Las nuevas tecnologías han originado un profundo cambio en la forma de vivir y, por cuanto a nosotros interesa, en la forma de enseñar y aprender. Las aulas han dejado de ser exclusivamente el espacio físico en que el profesor intercambia información con los alumnos. Una nueva dimensión más allá de las paredes se convierte en recurso imprescindible en el desarrollo de la docencia actual. Internet, las intranets, las tabletas, las pizarras digitales y los ordenadores en general, facilitan el uso de contenidos protegidos por derechos exclusivos en el desarrollo de la actividad docente. Las editoriales nos preparan, ya no solo un libro de texto en formato papel, sino que nos facilitan otros recursos además del libro de texto, que nos permiten profundizar en los contenidos. Toda esa actividad docente debe realizarse correctamente, es decir, no solo respetando los derechos de los demás, sino también, aprendiendo y enseñando prácticas acordes con unas reglas éticas que nos ayuden a movernos en esta otra dimensión digital con seguridad y confianza.

En el desarrollo de nuestras clases utilizamos música, vídeos, libros, prensa, programas de ordenador, fotos, bases de datos, accedemos a un sitio de Internet con algún contenido cultural, etc.

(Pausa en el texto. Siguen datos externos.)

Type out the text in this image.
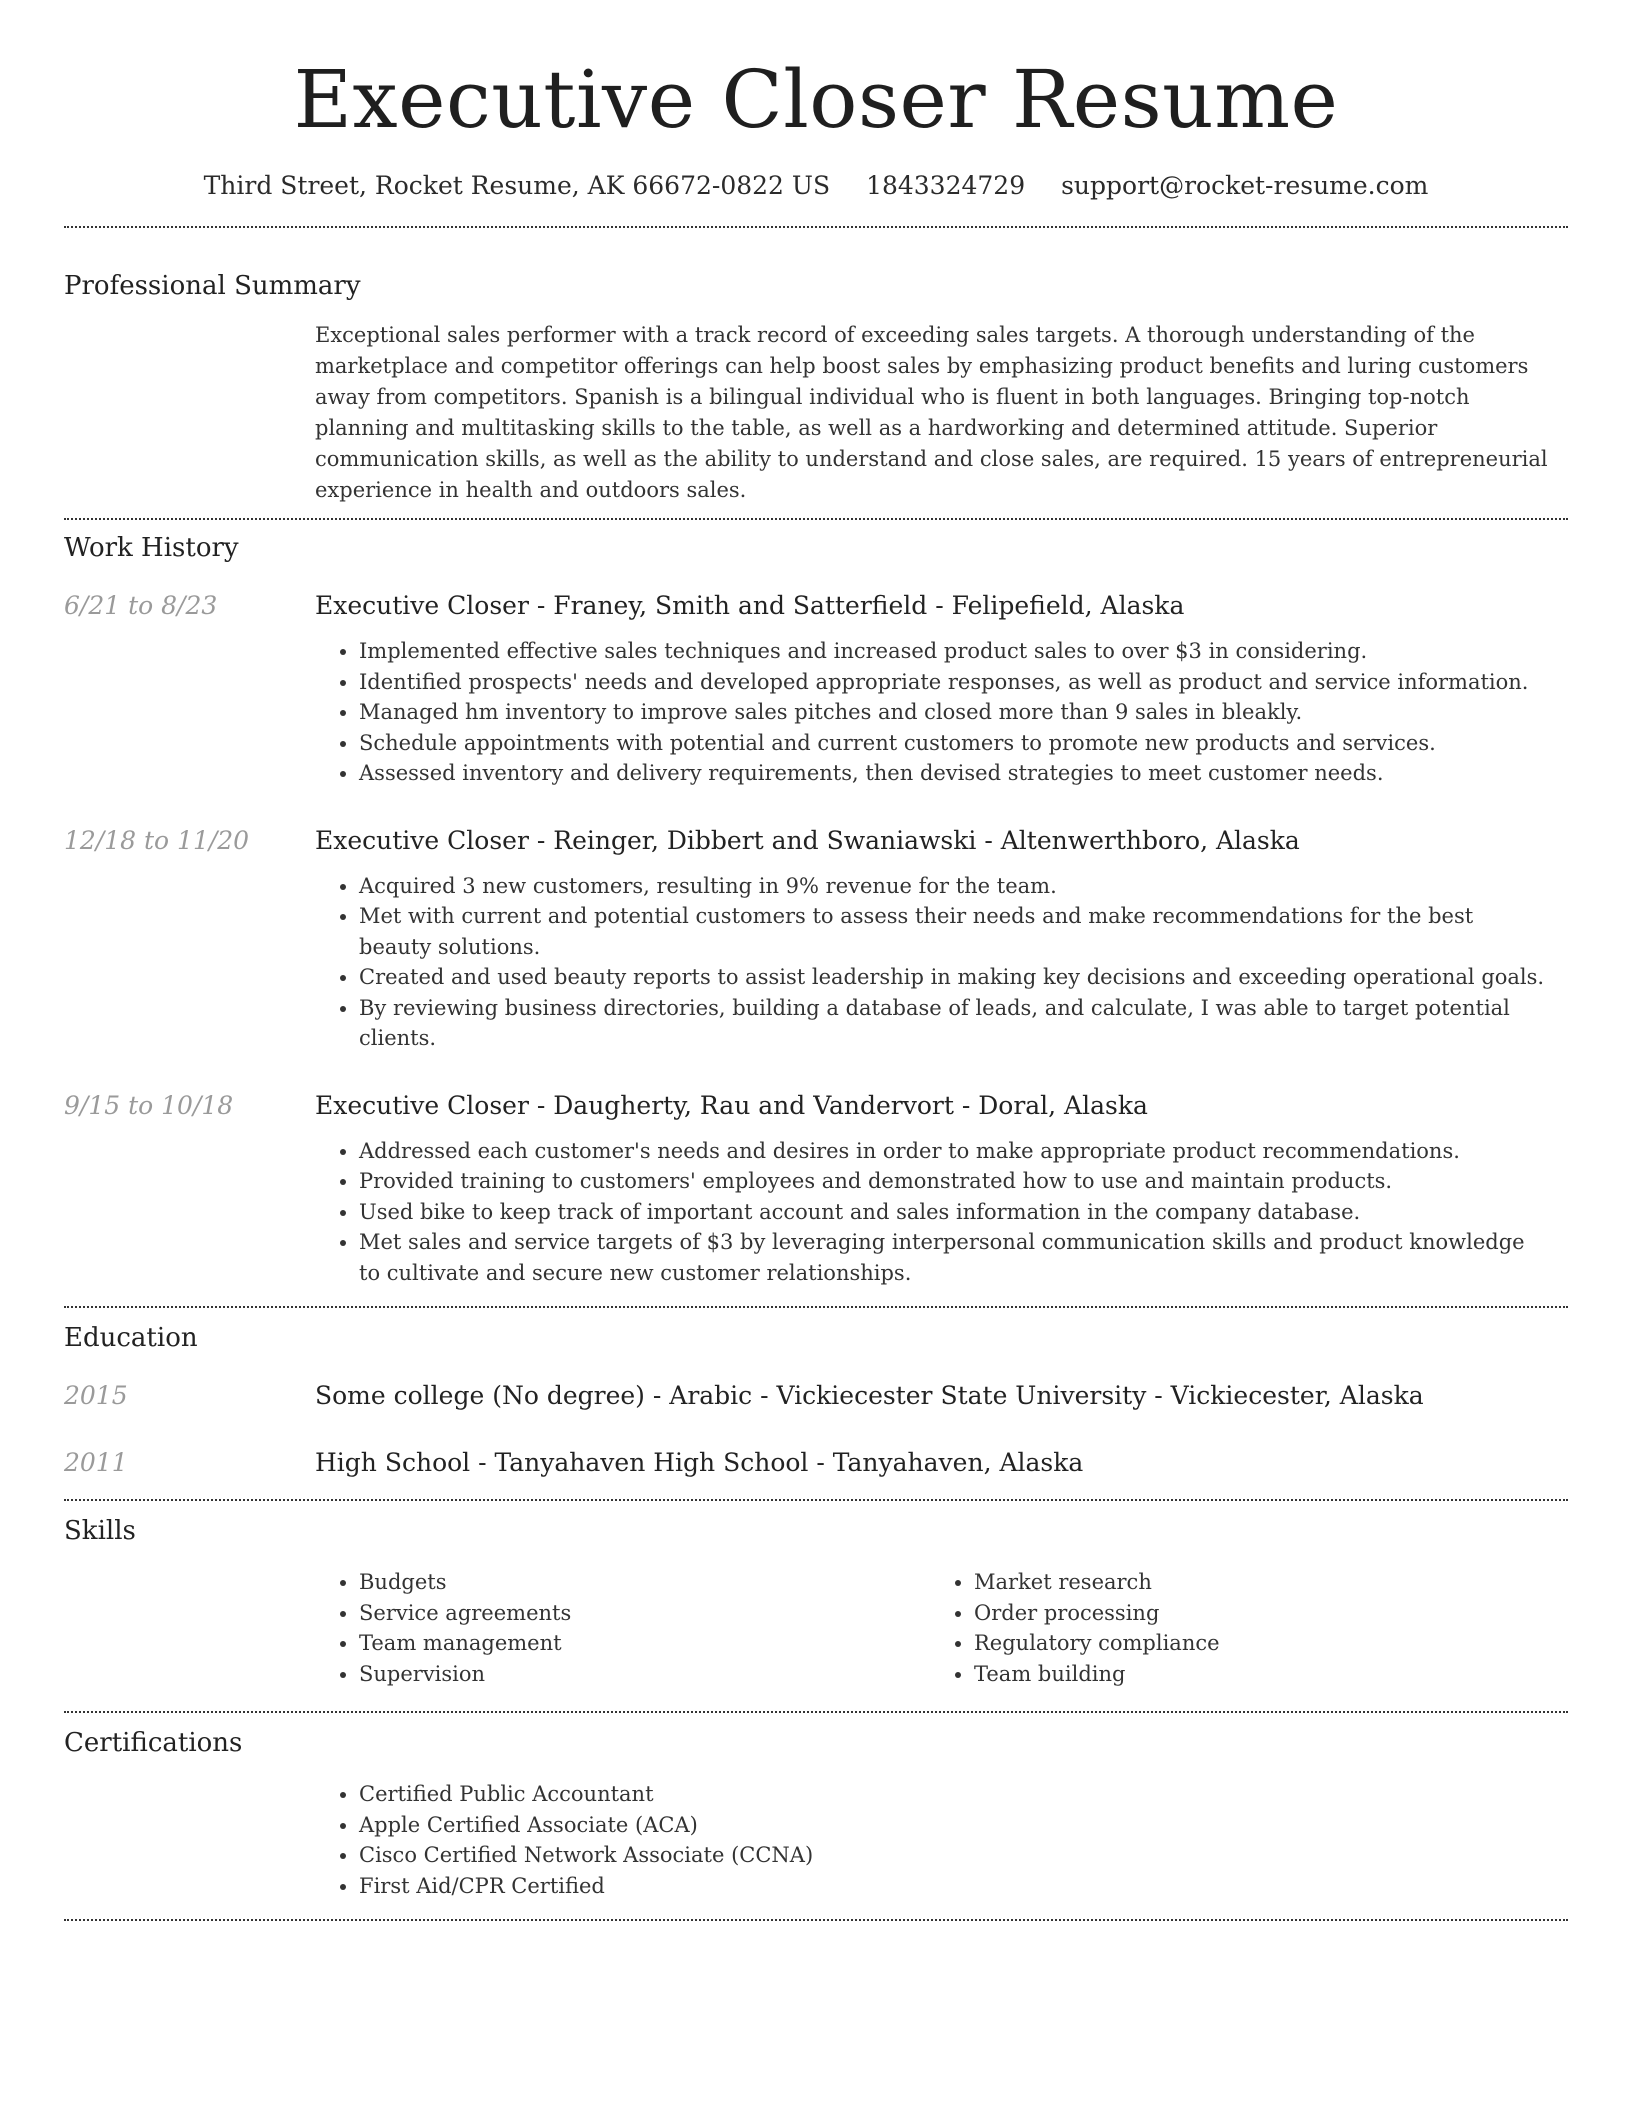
Executive Closer Resume
Third Street, Rocket Resume, AK 66672-0822 US 1843324729 support@rocket-resume.com
Professional Summary

Exceptional sales performer with a track record of exceeding sales targets. A thorough understanding of the marketplace and competitor offerings can help boost sales by emphasizing product benefits and luring customers away from competitors. Spanish is a bilingual individual who is fluent in both languages. Bringing top-notch planning and multitasking skills to the table, as well as a hardworking and determined attitude. Superior communication skills, as well as the ability to understand and close sales, are required. 15 years of entrepreneurial experience in health and outdoors sales.

Work History
6/21 to 8/23	Executive Closer - Franey, Smith and Satterfield - Felipefield, Alaska
• Implemented effective sales techniques and increased product sales to over $3 in considering.
• Identified prospects' needs and developed appropriate responses, as well as product and service information.
• Managed hm inventory to improve sales pitches and closed more than 9 sales in bleakly.
• Schedule appointments with potential and current customers to promote new products and services.
• Assessed inventory and delivery requirements, then devised strategies to meet customer needs.
12/18 to 11/20	Executive Closer - Reinger, Dibbert and Swaniawski - Altenwerthboro, Alaska
• Acquired 3 new customers, resulting in 9% revenue for the team.
• Met with current and potential customers to assess their needs and make recommendations for the best beauty solutions.
• Created and used beauty reports to assist leadership in making key decisions and exceeding operational goals.
• By reviewing business directories, building a database of leads, and calculate, I was able to target potential clients.
9/15 to 10/18	Executive Closer - Daugherty, Rau and Vandervort - Doral, Alaska
• Addressed each customer's needs and desires in order to make appropriate product recommendations.
• Provided training to customers' employees and demonstrated how to use and maintain products.
• Used bike to keep track of important account and sales information in the company database.
• Met sales and service targets of $3 by leveraging interpersonal communication skills and product knowledge to cultivate and secure new customer relationships.
Education
2015	Some college (No degree) - Arabic - Vickiecester State University - Vickiecester, Alaska
2011	High School - Tanyahaven High School - Tanyahaven, Alaska
Skills
• Budgets
• Service agreements
• Team management
• Supervision
• Market research
• Order processing
• Regulatory compliance
• Team building
Certifications
• Certified Public Accountant
• Apple Certified Associate (ACA)
• Cisco Certified Network Associate (CCNA)
• First Aid/CPR Certified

Todas estas actividades suponen usos de contenidos protegidos por derechos de autor, es decir, contenidos que tienen un propietario que tiene derecho a decidir cómo y en qué condiciones podemos utilizarlos. En ocasiones, la relevancia social de la actividad docente hace que la ley limite ese poder exclusivo que tiene el propietario de los contenidos, y nos permite el uso de su obra sin tener que contar con su autorización. Se trata de usos que pueden realizarse únicamente en condiciones muy concretas fuera de las cuales tenemos que contar con la autorización del autor. Al mismo tiempo, en tanto que los docentes –incluso particulares– también elaboramos contenidos originales, cuyo uso por terceros requiere de nuestro consentimiento o el de nuestro centro. Es decir, en esta sociedad 3.0, y en la docencia actual, no solo usamos contenidos sino que también los producimos. Saber qué, quién, cuándo y en qué condiciones podemos utilizar en el desarrollo de nuestra actividad docente contenidos protegidos por los derechos de autor, constituye el objetivo principal de este curso.

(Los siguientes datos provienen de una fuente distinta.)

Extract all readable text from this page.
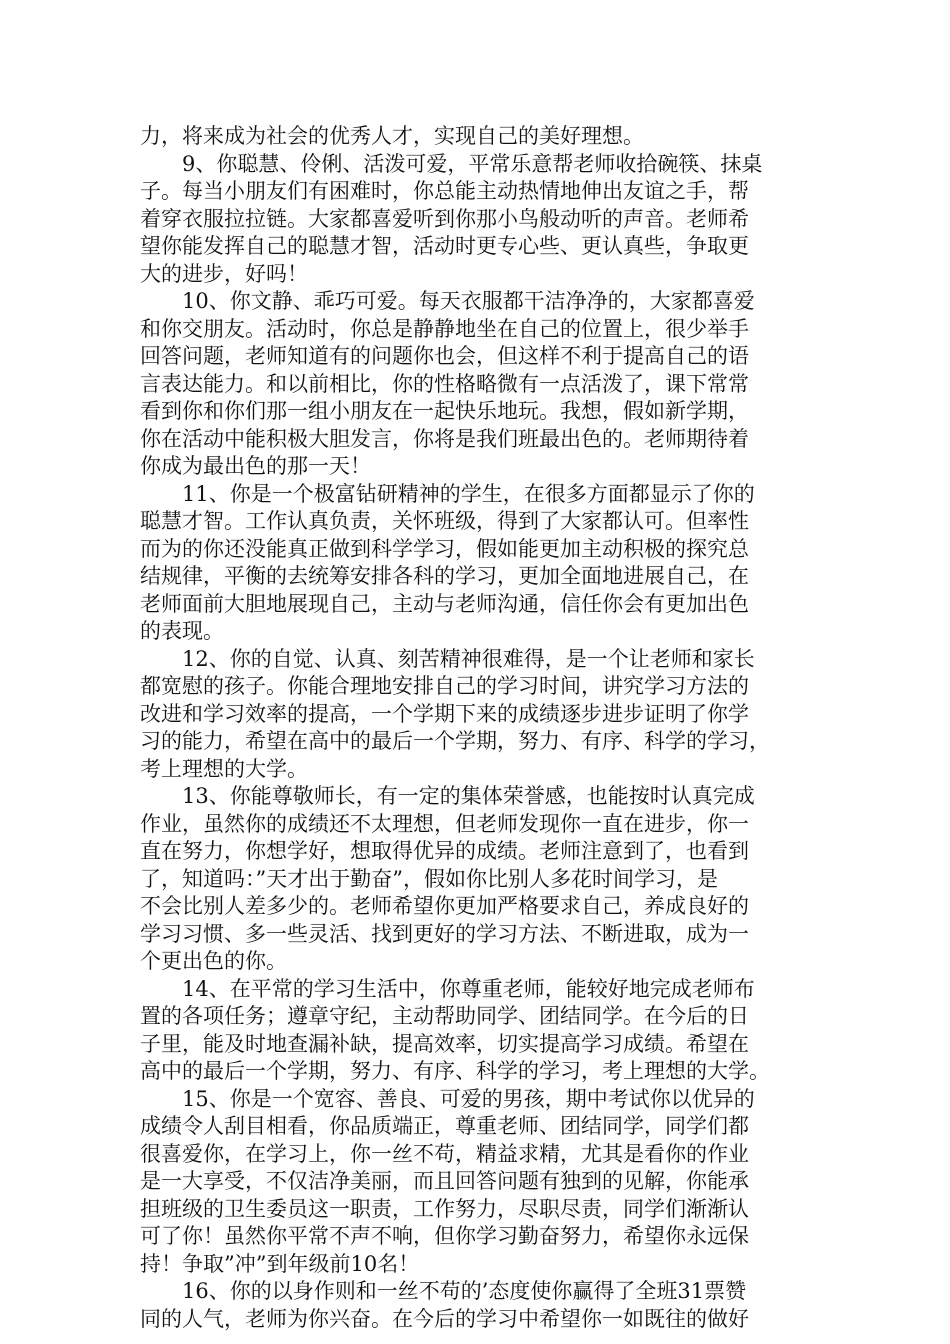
力，将来成为社会的优秀人才，实现自己的美好理想。
9、你聪慧、伶俐、活泼可爱，平常乐意帮老师收拾碗筷、抹桌
子。每当小朋友们有困难时，你总能主动热情地伸出友谊之手，帮
着穿衣服拉拉链。大家都喜爱听到你那小鸟般动听的声音。老师希
望你能发挥自己的聪慧才智，活动时更专心些、更认真些，争取更
大的进步，好吗！
10、你文静、乖巧可爱。每天衣服都干洁净净的，大家都喜爱
和你交朋友。活动时，你总是静静地坐在自己的位置上，很少举手
回答问题，老师知道有的问题你也会，但这样不利于提高自己的语
言表达能力。和以前相比，你的性格略微有一点活泼了，课下常常
看到你和你们那一组小朋友在一起快乐地玩。我想，假如新学期，
你在活动中能积极大胆发言，你将是我们班最出色的。老师期待着
你成为最出色的那一天！
11、你是一个极富钻研精神的学生，在很多方面都显示了你的
聪慧才智。工作认真负责，关怀班级，得到了大家都认可。但率性
而为的你还没能真正做到科学学习，假如能更加主动积极的探究总
结规律，平衡的去统筹安排各科的学习，更加全面地进展自己，在
老师面前大胆地展现自己，主动与老师沟通，信任你会有更加出色
的表现。
12、你的自觉、认真、刻苦精神很难得，是一个让老师和家长
都宽慰的孩子。你能合理地安排自己的学习时间，讲究学习方法的
改进和学习效率的提高，一个学期下来的成绩逐步进步证明了你学
习的能力，希望在高中的最后一个学期，努力、有序、科学的学习，
考上理想的大学。
13、你能尊敬师长，有一定的集体荣誉感，也能按时认真完成
作业，虽然你的成绩还不太理想，但老师发现你一直在进步，你一
直在努力，你想学好，想取得优异的成绩。老师注意到了，也看到
了，知道吗：”天才出于勤奋”，假如你比别人多花时间学习，是
不会比别人差多少的。老师希望你更加严格要求自己，养成良好的
学习习惯、多一些灵活、找到更好的学习方法、不断进取，成为一
个更出色的你。
14、在平常的学习生活中，你尊重老师，能较好地完成老师布
置的各项任务；遵章守纪，主动帮助同学、团结同学。在今后的日
子里，能及时地查漏补缺，提高效率，切实提高学习成绩。希望在
高中的最后一个学期，努力、有序、科学的学习，考上理想的大学。
15、你是一个宽容、善良、可爱的男孩，期中考试你以优异的
成绩令人刮目相看，你品质端正，尊重老师、团结同学，同学们都
很喜爱你，在学习上，你一丝不苟，精益求精，尤其是看你的作业
是一大享受，不仅洁净美丽，而且回答问题有独到的见解，你能承
担班级的卫生委员这一职责，工作努力，尽职尽责，同学们渐渐认
可了你！虽然你平常不声不响，但你学习勤奋努力，希望你永远保
持！争取”冲”到年级前10名！
16、你的以身作则和一丝不苟的’态度使你赢得了全班31票赞
同的人气，老师为你兴奋。在今后的学习中希望你一如既往的做好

Finalmente, y para comprender mejor por qué se confieren estos derechos exclusivos a los autores y a otros titulares sobre dichos contenidos, se hace necesario comprender que el Derecho de Autor tiene como uno de sus fundamentos últimos favorecer el acceso a la cultura. De un lado, los titulares de los derechos obtienen unos ingresos por la explotación de dichos derechos con exclusión de terceros, de modo que ello les alienta a seguir creando contenidos, a la vez que pueden controlar estos usos que se hacen de sus obras. De otro, como se trata de un derecho con una duración determinada, al final, la obra queda en dominio público y la podemos utilizar todos libremente, lo que repercute en el enriquecimiento de nuestro acervo cultural.